P&G also uses predictive analytics to help ensure the company’s products are available at retail partner “where, when, and how consumers shop for them,” Cretella says, adding that P&G engineers also use Azure AI to ensure quality control and equipment resilience on the production line.
While P&G’s recipe for scale relies on technology, including investment in a scalable data and AI environment centred on cross-functional data lakes, Cretella says P&G’s secret sauce is the skills of hundreds of talented data scientists and engineers who understand the company’s business inside and out.
To that end, P&G’s future is about embracing automation of AI, which will allow its data engineers, data scientists, and ML engineers to spend less time on manual, labor-intensive tasks so they can focus on the areas where they add value.
“Automation of AI also allows us to deliver with consistent quality and to manage bias and risk,” he says, adding that automating AI will also “make these capabilities accessible to an increasingly larger number of employees, thus making the benefits of AI pervasive across the company.”
The power of people
Another element to achieving agility at scale is P&G’s “composite” approach to building teams in the IT organisation.
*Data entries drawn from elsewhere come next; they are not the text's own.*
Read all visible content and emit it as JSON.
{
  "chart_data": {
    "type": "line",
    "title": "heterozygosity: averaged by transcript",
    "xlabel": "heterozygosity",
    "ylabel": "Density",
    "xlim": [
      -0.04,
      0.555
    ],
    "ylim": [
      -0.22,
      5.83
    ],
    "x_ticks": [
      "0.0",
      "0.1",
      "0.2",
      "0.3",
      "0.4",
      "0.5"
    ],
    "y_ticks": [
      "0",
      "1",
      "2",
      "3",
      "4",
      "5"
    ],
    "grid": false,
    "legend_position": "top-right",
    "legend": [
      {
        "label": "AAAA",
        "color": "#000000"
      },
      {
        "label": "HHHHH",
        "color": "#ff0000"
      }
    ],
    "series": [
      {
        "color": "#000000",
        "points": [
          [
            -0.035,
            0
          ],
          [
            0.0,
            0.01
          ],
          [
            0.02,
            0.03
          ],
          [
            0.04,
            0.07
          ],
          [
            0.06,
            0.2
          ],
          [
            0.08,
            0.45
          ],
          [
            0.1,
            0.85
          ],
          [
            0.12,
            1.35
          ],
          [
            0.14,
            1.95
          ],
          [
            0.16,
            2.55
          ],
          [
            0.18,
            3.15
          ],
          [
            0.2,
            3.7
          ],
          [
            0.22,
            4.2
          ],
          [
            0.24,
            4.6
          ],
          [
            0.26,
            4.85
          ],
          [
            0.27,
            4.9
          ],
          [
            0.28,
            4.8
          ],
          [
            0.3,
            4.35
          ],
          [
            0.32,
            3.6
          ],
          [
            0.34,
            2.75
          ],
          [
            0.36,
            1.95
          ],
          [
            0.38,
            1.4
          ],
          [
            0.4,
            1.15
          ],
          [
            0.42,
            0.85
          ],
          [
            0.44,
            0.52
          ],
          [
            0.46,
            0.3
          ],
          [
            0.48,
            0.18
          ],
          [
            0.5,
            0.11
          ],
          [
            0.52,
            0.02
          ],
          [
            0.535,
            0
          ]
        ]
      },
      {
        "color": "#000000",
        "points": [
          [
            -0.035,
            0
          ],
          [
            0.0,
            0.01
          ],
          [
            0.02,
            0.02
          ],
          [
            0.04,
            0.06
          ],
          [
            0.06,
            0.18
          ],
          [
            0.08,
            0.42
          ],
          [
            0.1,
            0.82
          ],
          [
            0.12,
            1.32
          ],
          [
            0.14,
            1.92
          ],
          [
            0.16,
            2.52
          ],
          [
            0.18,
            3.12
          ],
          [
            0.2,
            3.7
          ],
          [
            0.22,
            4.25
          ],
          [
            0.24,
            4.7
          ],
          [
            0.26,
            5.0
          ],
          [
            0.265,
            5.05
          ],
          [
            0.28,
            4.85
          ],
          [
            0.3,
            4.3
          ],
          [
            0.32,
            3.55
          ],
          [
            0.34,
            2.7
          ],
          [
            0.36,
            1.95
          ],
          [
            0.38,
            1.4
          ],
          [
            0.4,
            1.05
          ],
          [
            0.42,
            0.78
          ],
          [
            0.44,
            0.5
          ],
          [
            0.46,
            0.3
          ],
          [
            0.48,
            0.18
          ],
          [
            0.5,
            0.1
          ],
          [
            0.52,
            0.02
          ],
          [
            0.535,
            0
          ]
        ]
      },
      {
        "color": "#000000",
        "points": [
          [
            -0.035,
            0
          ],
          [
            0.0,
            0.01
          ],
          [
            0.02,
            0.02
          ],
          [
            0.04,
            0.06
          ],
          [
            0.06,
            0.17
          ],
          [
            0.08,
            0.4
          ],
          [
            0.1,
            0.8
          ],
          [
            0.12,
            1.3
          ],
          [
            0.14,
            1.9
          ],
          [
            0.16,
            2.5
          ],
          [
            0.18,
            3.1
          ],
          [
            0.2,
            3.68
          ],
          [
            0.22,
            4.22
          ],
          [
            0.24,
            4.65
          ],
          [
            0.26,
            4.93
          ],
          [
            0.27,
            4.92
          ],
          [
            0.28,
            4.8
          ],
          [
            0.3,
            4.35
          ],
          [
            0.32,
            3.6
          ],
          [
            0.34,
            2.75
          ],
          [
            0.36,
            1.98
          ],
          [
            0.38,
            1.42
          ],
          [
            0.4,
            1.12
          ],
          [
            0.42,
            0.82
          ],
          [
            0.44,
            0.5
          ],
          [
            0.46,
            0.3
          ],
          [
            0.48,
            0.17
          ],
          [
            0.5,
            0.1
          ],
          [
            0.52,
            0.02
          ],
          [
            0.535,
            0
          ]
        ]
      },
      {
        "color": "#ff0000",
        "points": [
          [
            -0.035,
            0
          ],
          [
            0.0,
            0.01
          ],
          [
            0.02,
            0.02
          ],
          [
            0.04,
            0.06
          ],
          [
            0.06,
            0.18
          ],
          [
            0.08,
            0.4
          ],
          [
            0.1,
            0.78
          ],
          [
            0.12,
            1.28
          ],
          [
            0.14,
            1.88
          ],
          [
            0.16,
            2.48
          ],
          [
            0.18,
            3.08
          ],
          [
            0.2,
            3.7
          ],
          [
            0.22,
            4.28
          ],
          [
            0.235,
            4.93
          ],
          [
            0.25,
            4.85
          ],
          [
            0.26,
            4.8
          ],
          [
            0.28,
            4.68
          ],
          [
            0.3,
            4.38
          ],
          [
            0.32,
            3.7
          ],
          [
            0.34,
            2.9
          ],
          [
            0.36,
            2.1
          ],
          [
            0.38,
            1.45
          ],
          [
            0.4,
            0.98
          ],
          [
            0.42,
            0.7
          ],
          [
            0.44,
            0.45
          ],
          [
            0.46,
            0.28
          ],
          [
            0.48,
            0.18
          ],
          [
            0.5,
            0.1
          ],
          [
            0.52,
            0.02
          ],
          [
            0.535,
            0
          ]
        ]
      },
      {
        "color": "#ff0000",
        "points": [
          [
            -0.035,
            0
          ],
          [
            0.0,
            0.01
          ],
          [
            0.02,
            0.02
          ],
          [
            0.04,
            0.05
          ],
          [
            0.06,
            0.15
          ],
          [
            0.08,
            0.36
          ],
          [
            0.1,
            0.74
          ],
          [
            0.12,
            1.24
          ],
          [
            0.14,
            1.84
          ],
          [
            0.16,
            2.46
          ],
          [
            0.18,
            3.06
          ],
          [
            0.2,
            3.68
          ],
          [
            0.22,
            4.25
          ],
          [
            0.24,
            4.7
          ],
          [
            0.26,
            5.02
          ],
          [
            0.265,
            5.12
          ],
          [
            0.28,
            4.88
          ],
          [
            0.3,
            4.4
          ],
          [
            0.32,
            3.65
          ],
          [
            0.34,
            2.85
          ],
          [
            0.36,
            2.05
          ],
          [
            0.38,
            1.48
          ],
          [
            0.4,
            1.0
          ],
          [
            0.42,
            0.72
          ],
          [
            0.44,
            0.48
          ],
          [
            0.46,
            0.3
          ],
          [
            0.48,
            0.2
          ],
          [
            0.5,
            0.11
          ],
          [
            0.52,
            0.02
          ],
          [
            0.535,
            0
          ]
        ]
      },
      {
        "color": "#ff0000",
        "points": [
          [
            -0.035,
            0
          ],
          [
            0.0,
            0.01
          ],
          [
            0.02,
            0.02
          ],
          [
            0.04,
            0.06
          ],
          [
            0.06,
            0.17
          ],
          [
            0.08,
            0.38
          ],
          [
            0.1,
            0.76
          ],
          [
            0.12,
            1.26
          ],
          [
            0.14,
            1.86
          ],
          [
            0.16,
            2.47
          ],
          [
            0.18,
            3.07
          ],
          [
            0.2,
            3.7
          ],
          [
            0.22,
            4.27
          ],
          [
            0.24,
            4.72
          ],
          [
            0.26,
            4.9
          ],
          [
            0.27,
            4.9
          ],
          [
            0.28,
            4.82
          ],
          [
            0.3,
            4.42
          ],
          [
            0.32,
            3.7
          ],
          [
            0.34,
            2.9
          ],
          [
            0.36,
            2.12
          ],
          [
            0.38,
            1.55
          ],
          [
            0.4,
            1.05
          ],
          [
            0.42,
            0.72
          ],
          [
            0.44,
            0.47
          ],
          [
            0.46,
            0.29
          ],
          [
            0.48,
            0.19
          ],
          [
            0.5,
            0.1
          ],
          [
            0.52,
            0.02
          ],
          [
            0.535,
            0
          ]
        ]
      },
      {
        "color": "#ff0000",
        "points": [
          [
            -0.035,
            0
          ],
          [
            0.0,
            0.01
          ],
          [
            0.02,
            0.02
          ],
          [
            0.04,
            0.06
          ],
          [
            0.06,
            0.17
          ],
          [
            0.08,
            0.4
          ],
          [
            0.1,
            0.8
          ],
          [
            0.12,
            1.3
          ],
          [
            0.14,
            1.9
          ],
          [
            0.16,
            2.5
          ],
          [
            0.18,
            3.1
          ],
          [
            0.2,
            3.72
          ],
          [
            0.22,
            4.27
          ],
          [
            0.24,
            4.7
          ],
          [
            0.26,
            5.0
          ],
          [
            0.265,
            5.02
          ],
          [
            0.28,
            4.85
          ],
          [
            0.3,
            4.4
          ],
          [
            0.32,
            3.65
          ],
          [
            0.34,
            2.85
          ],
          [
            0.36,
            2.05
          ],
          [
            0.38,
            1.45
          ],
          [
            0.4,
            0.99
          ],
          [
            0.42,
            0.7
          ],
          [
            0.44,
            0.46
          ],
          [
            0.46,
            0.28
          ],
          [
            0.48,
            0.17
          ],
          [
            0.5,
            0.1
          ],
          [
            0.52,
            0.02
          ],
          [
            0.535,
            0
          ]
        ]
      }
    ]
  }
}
P&G balances the organisation between central teams and teams embedded in its categories and markets.
The central teams create enterprise platforms and technology foundations, while the embedded teams use those platforms and foundations to build digital solutions that address their units’ specific business opportunities.
Cretella also notes that the company prioritises insourcing talent, especially in areas such as data science, cloud management, cyber security, software engineering, and DevOps.
To accelerate P&G’s transformation, Microsoft and P&G have created a Digital Enablement Office (DEO) staffed by experts from both organisations.
The DEO will serve as an incubator to create high-priority business scenarios in the areas of product manufacturing and packaging processes that P&G can implement across the company. Cretella considers it as more of a project management office than a centre of excellence.
“It coordinates all the efforts of the different innovation teams that work on business use cases and ensures an efficient scaled deployment of proven solutions that develop,” he says.
Cretella has some advice for CIOs trying to drive digital transformation in their organisations: “First, be driven and find your energy in the passion for the business and how to apply technology to create value. Second, be equipped with tons of learning agility and genuine curiosity to learn. Last, invest in people — your teams, your peers, your bosses — because technology alone does not change things; people do.”